Anderson, Christopher. "Michigan Gets and Expensive Lesson," Science 262 (1 October 1993),
Universities struggling to investigate allegations of misconduct by their faculty members have a
new incentive to do it right. Earlier this month, a judge upheld a jury verdict of $1,246,000 to a
former University of Michigan psychology researcher who claimed the university botched an
investigation into her allegations of scientific misconduct. The ruling, which the university plans
to appeal, represents the first time a court has fined a university a substantial amount in a case
involving scientific misconduct. But legal experts expect the high cost of such actions to deter
most scientists from rushing into court.
The plaintiff is Carolyn Phinney, a former research psychologist at the University of Michigan's
Institute of Gerontology. Phinney claimed that in 1989, while she was at the institute, her
supervisor, Marion Perlmutter, took her research on the measurement of wisdom and its
correlations with aging and included it an a grant application to the National Science Foundation
(NSF) without crediting Phinney. Phinney discussed her concerns with a colleague, who reported
them to Richard Adelman, director of the institute. When Adelman launched an investigation,
Phinney was forced to take an active role as a whistleblower. Four faculty panels were eventually
formed to investigate Phinney's allegations of plagiarism and theft of research materials against
Perlmutter, but the court heard evidence that each panel contained at least one member who had
been a participating faculty member on one or more of Perlmutter's grants. None of the faculty
panels found Perlmutter guilty of plagiarism. In 1990, Phinney filed suit, charging that during
and after the investigation Adelman had sought to discredit her and damage her reputation. In
1992 Phinney's contract with the university was not renewed, and she is currently unemployed.

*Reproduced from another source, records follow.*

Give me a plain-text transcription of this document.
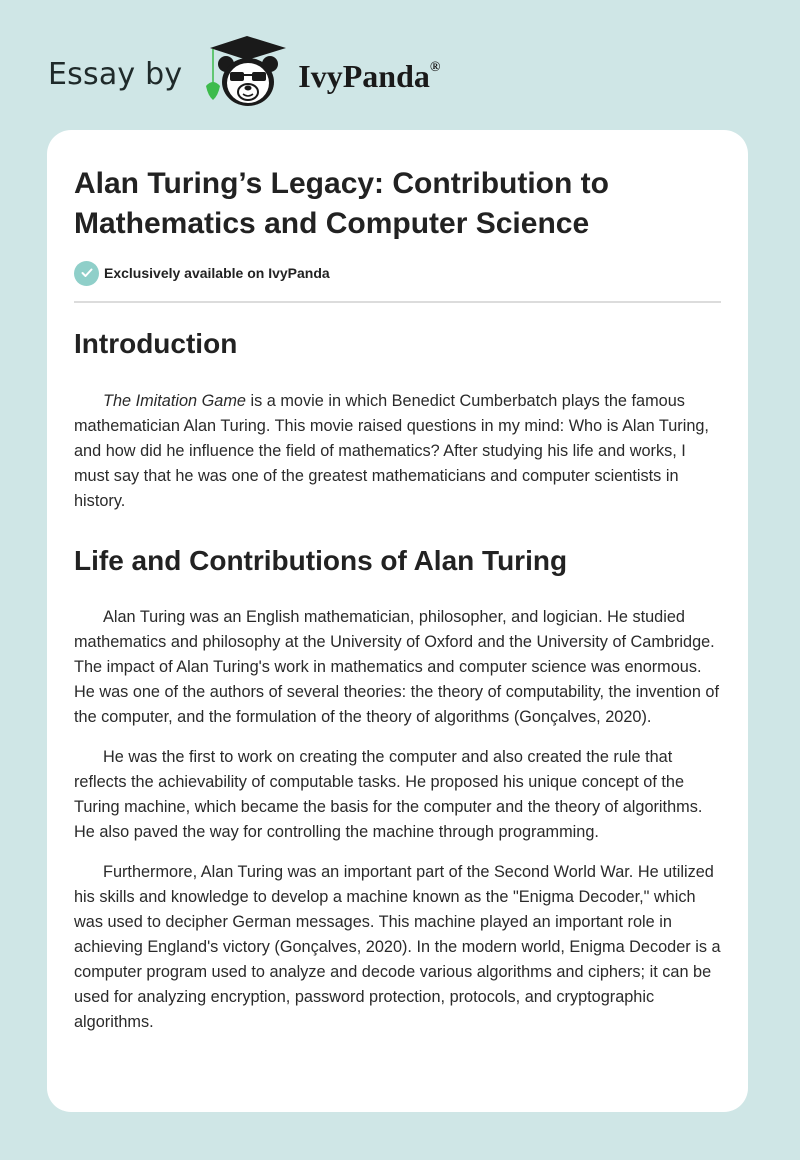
Essay by	IvyPanda®
Alan Turing’s Legacy: Contribution to Mathematics and Computer Science
Exclusively available on IvyPanda
Introduction

The Imitation Game is a movie in which Benedict Cumberbatch plays the famous mathematician Alan Turing. This movie raised questions in my mind: Who is Alan Turing, and how did he influence the field of mathematics? After studying his life and works, I must say that he was one of the greatest mathematicians and computer scientists in history.

Life and Contributions of Alan Turing

Alan Turing was an English mathematician, philosopher, and logician. He studied mathematics and philosophy at the University of Oxford and the University of Cambridge. The impact of Alan Turing's work in mathematics and computer science was enormous. He was one of the authors of several theories: the theory of computability, the invention of the computer, and the formulation of the theory of algorithms (Gonçalves, 2020).

He was the first to work on creating the computer and also created the rule that reflects the achievability of computable tasks. He proposed his unique concept of the Turing machine, which became the basis for the computer and the theory of algorithms. He also paved the way for controlling the machine through programming.

Furthermore, Alan Turing was an important part of the Second World War. He utilized his skills and knowledge to develop a machine known as the "Enigma Decoder," which was used to decipher German messages. This machine played an important role in achieving England's victory (Gonçalves, 2020). In the modern world, Enigma Decoder is a computer program used to analyze and decode various algorithms and ciphers; it can be used for analyzing encryption, password protection, protocols, and cryptographic algorithms.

In May, a jury ruled in Phinney's favor, finding that Adelman had violated the state's
Whistleblower Protection Act. The jury also found that Perlmutter had committed fraud by
making false promises regarding grants, authorship, and employment to Phinney in order to
obtain access to Phinney's research. It awarded Phinney $1.1 million - $130,300 to be paid by
Perlmutter and $989,200 by Adelman. Last week the judge upheld the damages, and awarded
another $126,000 in interest fees.
The university is paying for Adelman's lawyers (and will pay the damages Adelman owes
Phinney if the award is not reversed on appeal), but not Perlmutter's. University spokesman
Walter Harrison says this is because Adelman was acting as an agent of the university in
overseeing the investigations, but Perlmutter was acting as an individual. "We don't indemnify
all university researchers," he says.
"We believe Professor Adelman made a good-faith effort to investigate" the charges, Harrison
says. "But clearly, we were unable to convince a jury of that." Adelman declined to comment on
the case and Perlmutter was unavailable for comment.
Attorneys specializing in scientific misconduct say the case is the first in which a whistleblower
has won a financial award as a result of a suit charging retaliation. But they do not predict a flood
of imitators. "A civil suit has always been an option," says Barbara Mishkin of the Washington,
D.C. firm of Hogan and Hartson "but it's costly to do and hard to find a lawyer willing to do it."
The cost of such cases typically amount to hundreds of thousands of dollars, she says. Robert
Charrow, an attorney with the Washington firm of Crowell & Moring, says a whistleblower
contemplating a civil suit has to be prepared for years of "psychic energy-sapping" litigation.
Although the decision may still be appealed, Phinney believes that her point has been made. "I
hope that my victory dissuades scientists who are considering retaliating against a
whistleblowers," she says. Harrison says that the university will review its procedures for
investigating misconduct allegations in the wake of the verdict. Among the possible changes are
making sure at least one member of every investigation panel comes from outside the university
and including legal experts from the outset.